Parce qu’à l’origine de la crise des "gilets jaunes", on a énormément parlé de récriminations fiscales et sociales ; mais il y avait aussi, je crois, une frustration démocratique – le sentiment que le citoyen n’a aucun moyen de peser sur les décisions politiques. Avec ce grand débat, on a eu un début de réponse.

On a beaucoup entendu aussi que l’un des reproches faits à Emmanuel Macron, c’était de dédaigner les fameux "corps intermédiaires". Est-ce que le grand débat peut avoir servi à les réhabiliter ?

Je ne sais pas si c’était le but mais à mon avis, ce n’est pas le résultat auquel on aboutit. Les syndicats, le patronat, les associations ne se sont pas fait entendre dans ces débats. Les partis politiques encore moins – au contraire, je dirais que cette séquence de démocratie directe, dans les mairies comme dans les échanges régionaux avec Emmanuel Macron, a encore augmenté le discrédit des partis. Parce que personne ne se tourne vers eux pour répondre aux attentes concrètes sur le pouvoir d’achat, sur la sécurité, sur la fiscalité, sur tout ce qui fait la vie quotidienne des Français.

Ce sont les maires qui sont les vrais gagnants

On peut le déplorer ou s’en féliciter, mais c’est ainsi. Les seuls élus qui échappent à cette déconfiture, ce sont les maires. Et de fait ce sont les maires qui sont les vrais gagnants. Parce que justement, on a vu à quel point leur rôle est essentiel. Dans ces débats-marathon, on a souvent vu Emmanuel Macron s’installer au milieu d’eux pour leur parler ; mais à l’arrivée, ce sont les maires qui sont revenus au centre du jeu.

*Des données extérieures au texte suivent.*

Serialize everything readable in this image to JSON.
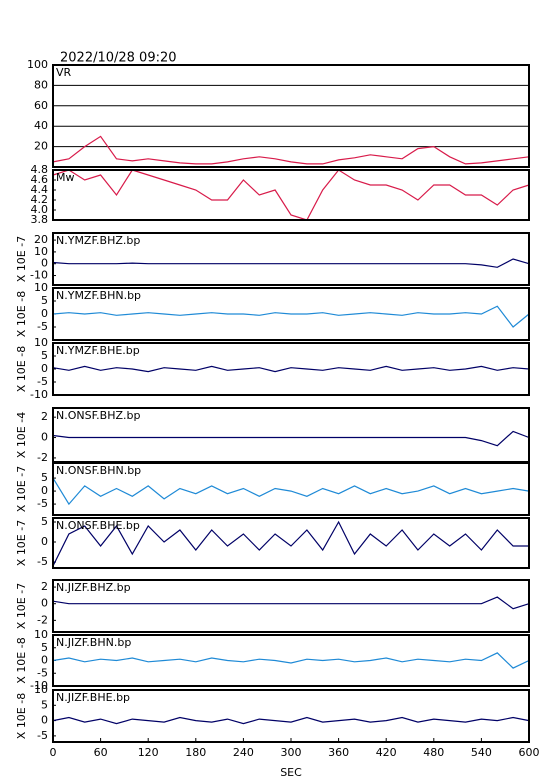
{
  "chart_data": [
    {
      "type": "line",
      "title": "2022/10/28 09:20",
      "label": "VR",
      "color": "#d81b4a",
      "grid": true,
      "x": [
        0,
        20,
        40,
        60,
        80,
        100,
        120,
        140,
        160,
        180,
        200,
        220,
        240,
        260,
        280,
        300,
        320,
        340,
        360,
        380,
        400,
        420,
        440,
        460,
        480,
        500,
        520,
        540,
        560,
        580,
        600
      ],
      "values": [
        5,
        8,
        20,
        30,
        8,
        6,
        8,
        6,
        4,
        3,
        3,
        5,
        8,
        10,
        8,
        5,
        3,
        3,
        7,
        9,
        12,
        10,
        8,
        18,
        20,
        10,
        3,
        4,
        6,
        8,
        10
      ],
      "xlim": [
        0,
        600
      ],
      "ylim": [
        0,
        100
      ],
      "yticks": [
        20,
        40,
        60,
        80,
        100
      ]
    },
    {
      "type": "line",
      "label": "Mw",
      "color": "#d81b4a",
      "x": [
        0,
        20,
        40,
        60,
        80,
        100,
        120,
        140,
        160,
        180,
        200,
        220,
        240,
        260,
        280,
        300,
        320,
        340,
        360,
        380,
        400,
        420,
        440,
        460,
        480,
        500,
        520,
        540,
        560,
        580,
        600
      ],
      "values": [
        4.7,
        4.8,
        4.6,
        4.7,
        4.3,
        4.8,
        4.7,
        4.6,
        4.5,
        4.4,
        4.2,
        4.2,
        4.6,
        4.3,
        4.4,
        3.9,
        3.8,
        4.4,
        4.8,
        4.6,
        4.5,
        4.5,
        4.4,
        4.2,
        4.5,
        4.5,
        4.3,
        4.3,
        4.1,
        4.4,
        4.5
      ],
      "xlim": [
        0,
        600
      ],
      "ylim": [
        3.8,
        4.8
      ],
      "yticks": [
        3.8,
        {
          "value": 4,
          "label": "4.0"
        },
        4.2,
        4.4,
        4.6,
        4.8
      ]
    },
    {
      "type": "line",
      "label": "N.YMZF.BHZ.bp",
      "ylabel": "X 10E -7",
      "color": "#000066",
      "x": [
        0,
        20,
        40,
        60,
        80,
        100,
        120,
        140,
        160,
        180,
        200,
        220,
        240,
        260,
        280,
        300,
        320,
        340,
        360,
        380,
        400,
        420,
        440,
        460,
        480,
        500,
        520,
        540,
        560,
        580,
        600
      ],
      "values": [
        1,
        0,
        0,
        0,
        0,
        0.5,
        0,
        0,
        0,
        0,
        0,
        0,
        0,
        0,
        0,
        0,
        0,
        0,
        0,
        0,
        0,
        0,
        0,
        0,
        0,
        0,
        0,
        -1,
        -3,
        4,
        0
      ],
      "xlim": [
        0,
        600
      ],
      "ylim": [
        -18,
        26
      ],
      "yticks": [
        -10,
        0,
        10,
        20
      ]
    },
    {
      "type": "line",
      "label": "N.YMZF.BHN.bp",
      "ylabel": "X 10E -8",
      "color": "#1f8ad6",
      "x": [
        0,
        20,
        40,
        60,
        80,
        100,
        120,
        140,
        160,
        180,
        200,
        220,
        240,
        260,
        280,
        300,
        320,
        340,
        360,
        380,
        400,
        420,
        440,
        460,
        480,
        500,
        520,
        540,
        560,
        580,
        600
      ],
      "values": [
        0,
        0.5,
        0,
        0.5,
        -0.5,
        0,
        0.5,
        0,
        -0.5,
        0,
        0.5,
        0,
        0,
        -0.5,
        0.5,
        0,
        0,
        0.5,
        -0.5,
        0,
        0.5,
        0,
        -0.5,
        0.5,
        0,
        0,
        0.5,
        0,
        3,
        -5,
        0
      ],
      "xlim": [
        0,
        600
      ],
      "ylim": [
        -10,
        10
      ],
      "yticks": [
        -5,
        0,
        5,
        10
      ]
    },
    {
      "type": "line",
      "label": "N.YMZF.BHE.bp",
      "ylabel": "X 10E -8",
      "color": "#000066",
      "x": [
        0,
        20,
        40,
        60,
        80,
        100,
        120,
        140,
        160,
        180,
        200,
        220,
        240,
        260,
        280,
        300,
        320,
        340,
        360,
        380,
        400,
        420,
        440,
        460,
        480,
        500,
        520,
        540,
        560,
        580,
        600
      ],
      "values": [
        0.5,
        -0.5,
        1,
        -0.5,
        0.5,
        0,
        -1,
        0.5,
        0,
        -0.5,
        1,
        -0.5,
        0,
        0.5,
        -1,
        0.5,
        0,
        -0.5,
        0.5,
        0,
        -0.5,
        1,
        -0.5,
        0,
        0.5,
        -0.5,
        0,
        1,
        -0.5,
        0.5,
        0
      ],
      "xlim": [
        0,
        600
      ],
      "ylim": [
        -10,
        10
      ],
      "yticks": [
        -10,
        -5,
        0,
        5,
        10
      ]
    },
    {
      "type": "line",
      "label": "N.ONSF.BHZ.bp",
      "ylabel": "X 10E -4",
      "color": "#000066",
      "x": [
        0,
        20,
        40,
        60,
        80,
        100,
        120,
        140,
        160,
        180,
        200,
        220,
        240,
        260,
        280,
        300,
        320,
        340,
        360,
        380,
        400,
        420,
        440,
        460,
        480,
        500,
        520,
        540,
        560,
        580,
        600
      ],
      "values": [
        0.2,
        0,
        0,
        0,
        0,
        0,
        0,
        0,
        0,
        0,
        0,
        0,
        0,
        0,
        0,
        0,
        0,
        0,
        0,
        0,
        0,
        0,
        0,
        0,
        0,
        0,
        0,
        -0.3,
        -0.8,
        0.6,
        0
      ],
      "xlim": [
        0,
        600
      ],
      "ylim": [
        -2.4,
        2.9
      ],
      "yticks": [
        -2,
        0,
        2
      ]
    },
    {
      "type": "line",
      "label": "N.ONSF.BHN.bp",
      "ylabel": "X 10E -7",
      "color": "#1f8ad6",
      "x": [
        0,
        20,
        40,
        60,
        80,
        100,
        120,
        140,
        160,
        180,
        200,
        220,
        240,
        260,
        280,
        300,
        320,
        340,
        360,
        380,
        400,
        420,
        440,
        460,
        480,
        500,
        520,
        540,
        560,
        580,
        600
      ],
      "values": [
        5,
        -5,
        2,
        -2,
        1,
        -2,
        2,
        -3,
        1,
        -1,
        2,
        -1,
        1,
        -2,
        1,
        0,
        -2,
        1,
        -1,
        2,
        -1,
        1,
        -1,
        0,
        2,
        -1,
        1,
        -1,
        0,
        1,
        0
      ],
      "xlim": [
        0,
        600
      ],
      "ylim": [
        -9.2,
        10.8
      ],
      "yticks": [
        -5,
        0,
        5
      ]
    },
    {
      "type": "line",
      "label": "N.ONSF.BHE.bp",
      "ylabel": "X 10E -7",
      "color": "#000066",
      "x": [
        0,
        20,
        40,
        60,
        80,
        100,
        120,
        140,
        160,
        180,
        200,
        220,
        240,
        260,
        280,
        300,
        320,
        340,
        360,
        380,
        400,
        420,
        440,
        460,
        480,
        500,
        520,
        540,
        560,
        580,
        600
      ],
      "values": [
        -6,
        2,
        4,
        -1,
        4,
        -3,
        4,
        0,
        3,
        -2,
        3,
        -1,
        2,
        -2,
        2,
        -1,
        3,
        -2,
        5,
        -3,
        2,
        -1,
        3,
        -2,
        2,
        -1,
        2,
        -2,
        3,
        -1,
        -1
      ],
      "xlim": [
        0,
        600
      ],
      "ylim": [
        -6.5,
        6
      ],
      "yticks": [
        -5,
        0,
        5
      ]
    },
    {
      "type": "line",
      "label": "N.JIZF.BHZ.bp",
      "ylabel": "X 10E -7",
      "color": "#000066",
      "x": [
        0,
        20,
        40,
        60,
        80,
        100,
        120,
        140,
        160,
        180,
        200,
        220,
        240,
        260,
        280,
        300,
        320,
        340,
        360,
        380,
        400,
        420,
        440,
        460,
        480,
        500,
        520,
        540,
        560,
        580,
        600
      ],
      "values": [
        0.3,
        0,
        0,
        0,
        0,
        0,
        0,
        0,
        0,
        0,
        0,
        0,
        0,
        0,
        0,
        0,
        0,
        0,
        0,
        0,
        0,
        0,
        0,
        0,
        0,
        0,
        0,
        0,
        0.8,
        -0.6,
        0
      ],
      "xlim": [
        0,
        600
      ],
      "ylim": [
        -3.4,
        2.85
      ],
      "yticks": [
        -2,
        0,
        2
      ]
    },
    {
      "type": "line",
      "label": "N.JIZF.BHN.bp",
      "ylabel": "X 10E -8",
      "color": "#1f8ad6",
      "x": [
        0,
        20,
        40,
        60,
        80,
        100,
        120,
        140,
        160,
        180,
        200,
        220,
        240,
        260,
        280,
        300,
        320,
        340,
        360,
        380,
        400,
        420,
        440,
        460,
        480,
        500,
        520,
        540,
        560,
        580,
        600
      ],
      "values": [
        0,
        1,
        -0.5,
        0.5,
        0,
        1,
        -0.5,
        0,
        0.5,
        -0.5,
        1,
        0,
        -0.5,
        0.5,
        0,
        -1,
        0.5,
        0,
        0.5,
        -0.5,
        0,
        1,
        -0.5,
        0.5,
        0,
        -0.5,
        0.5,
        0,
        3,
        -3,
        0
      ],
      "xlim": [
        0,
        600
      ],
      "ylim": [
        -10,
        10
      ],
      "yticks": [
        -10,
        -5,
        0,
        5,
        10
      ]
    },
    {
      "type": "line",
      "label": "N.JIZF.BHE.bp",
      "ylabel": "X 10E -8",
      "xlabel": "SEC",
      "color": "#000066",
      "x": [
        0,
        20,
        40,
        60,
        80,
        100,
        120,
        140,
        160,
        180,
        200,
        220,
        240,
        260,
        280,
        300,
        320,
        340,
        360,
        380,
        400,
        420,
        440,
        460,
        480,
        500,
        520,
        540,
        560,
        580,
        600
      ],
      "values": [
        0,
        1,
        -0.5,
        0.5,
        -1,
        0.5,
        0,
        -0.5,
        1,
        0,
        -0.5,
        0.5,
        -1,
        0.5,
        0,
        -0.5,
        1,
        -0.5,
        0,
        0.5,
        -0.5,
        0,
        1,
        -0.5,
        0.5,
        0,
        -0.5,
        0.5,
        0,
        1,
        0
      ],
      "xlim": [
        0,
        600
      ],
      "ylim": [
        -7,
        10
      ],
      "yticks": [
        -5,
        0,
        5,
        10
      ],
      "xticks": [
        0,
        60,
        120,
        180,
        240,
        300,
        360,
        420,
        480,
        540,
        600
      ]
    }
  ]
}
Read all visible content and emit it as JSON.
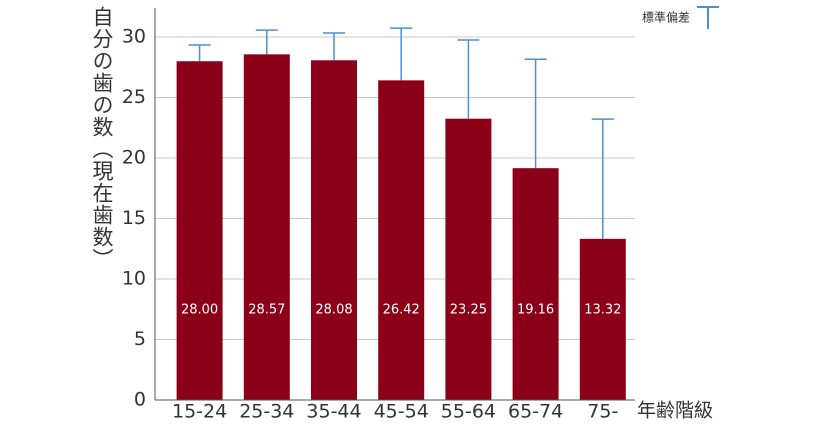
{
  "chart_data": {
    "type": "bar",
    "y_label": "自分の歯の数（現在歯数）",
    "x_label": "年齢階級",
    "categories": [
      "15-24",
      "25-34",
      "35-44",
      "45-54",
      "55-64",
      "65-74",
      "75-"
    ],
    "values": [
      28.0,
      28.57,
      28.08,
      26.42,
      23.25,
      19.16,
      13.32
    ],
    "value_labels": [
      "28.00",
      "28.57",
      "28.08",
      "26.42",
      "23.25",
      "19.16",
      "13.32"
    ],
    "color": "#8b0018",
    "error_bars": {
      "name": "標準偏差",
      "color": "#4a8fd8",
      "values": [
        1.34,
        2.0,
        2.25,
        4.32,
        6.5,
        9.0,
        9.9
      ]
    },
    "ylim": [
      0,
      32.4
    ],
    "yticks": [
      0,
      5,
      10,
      15,
      20,
      25,
      30
    ],
    "grid": true
  }
}
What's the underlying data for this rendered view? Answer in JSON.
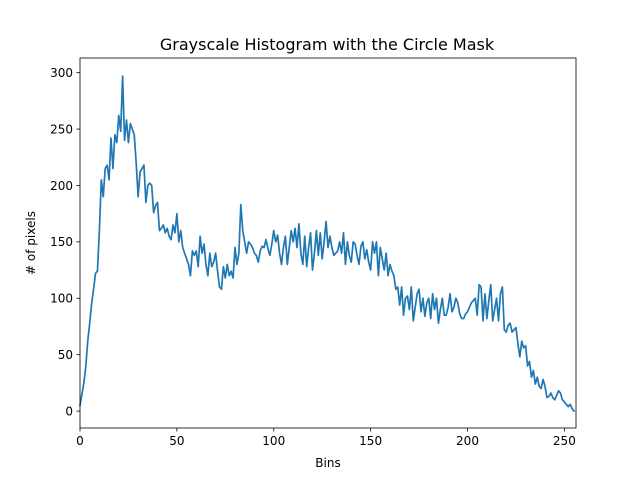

Et le président de la République alors, c’est lui qui a lancé cette idée du grand débat : est-ce que vous le classez dans la catégorie des gagnants ou dans celle des perdants ?

Dans un premier temps, il a été gagnant, incontestablement. Il est descendu dans l’arène, il a montré qu’il n’a pas peur de la contradiction, il a fait son numéro – souvent impressionnant. Surtout, il a recréé une attente auprès des Français. Même ceux qui le critiquent sont suspendus maintenant à ce qu’il va dire. Et puis les Gilets jaunes l’avaient fragilisé, en retour c’est lui qui les a marginalisés. C’était son intention : il a voulu donner la parole à tous ceux qui n’étaient pas "gilets jaunes", pour montrer que la protestation constructive, c’est celle qui s’exprime dans le cadre démocratique.

Ça n’a pas si mal marché puisqu’au fil des semaines, le mouvement des "gilets jaunes" s’est étiolé et qu’Emmanuel Macron, lui, s’est regonflé. Mais attention, l’essentiel reste à faire. Il va devoir annoncer assez de mesures concrètes pour améliorer le sort de beaucoup de Français. Et aussi tracer des pistes pour rénover les pratiques démocratiques – ça c’est tout sauf évident parce que, comme ça a duré longtemps, l’attente est devenue une impatience. Donc Emmanuel Macron a gagné du temps. Il lui reste à convaincre qu’il ne nous a pas faire perdre le nôtre.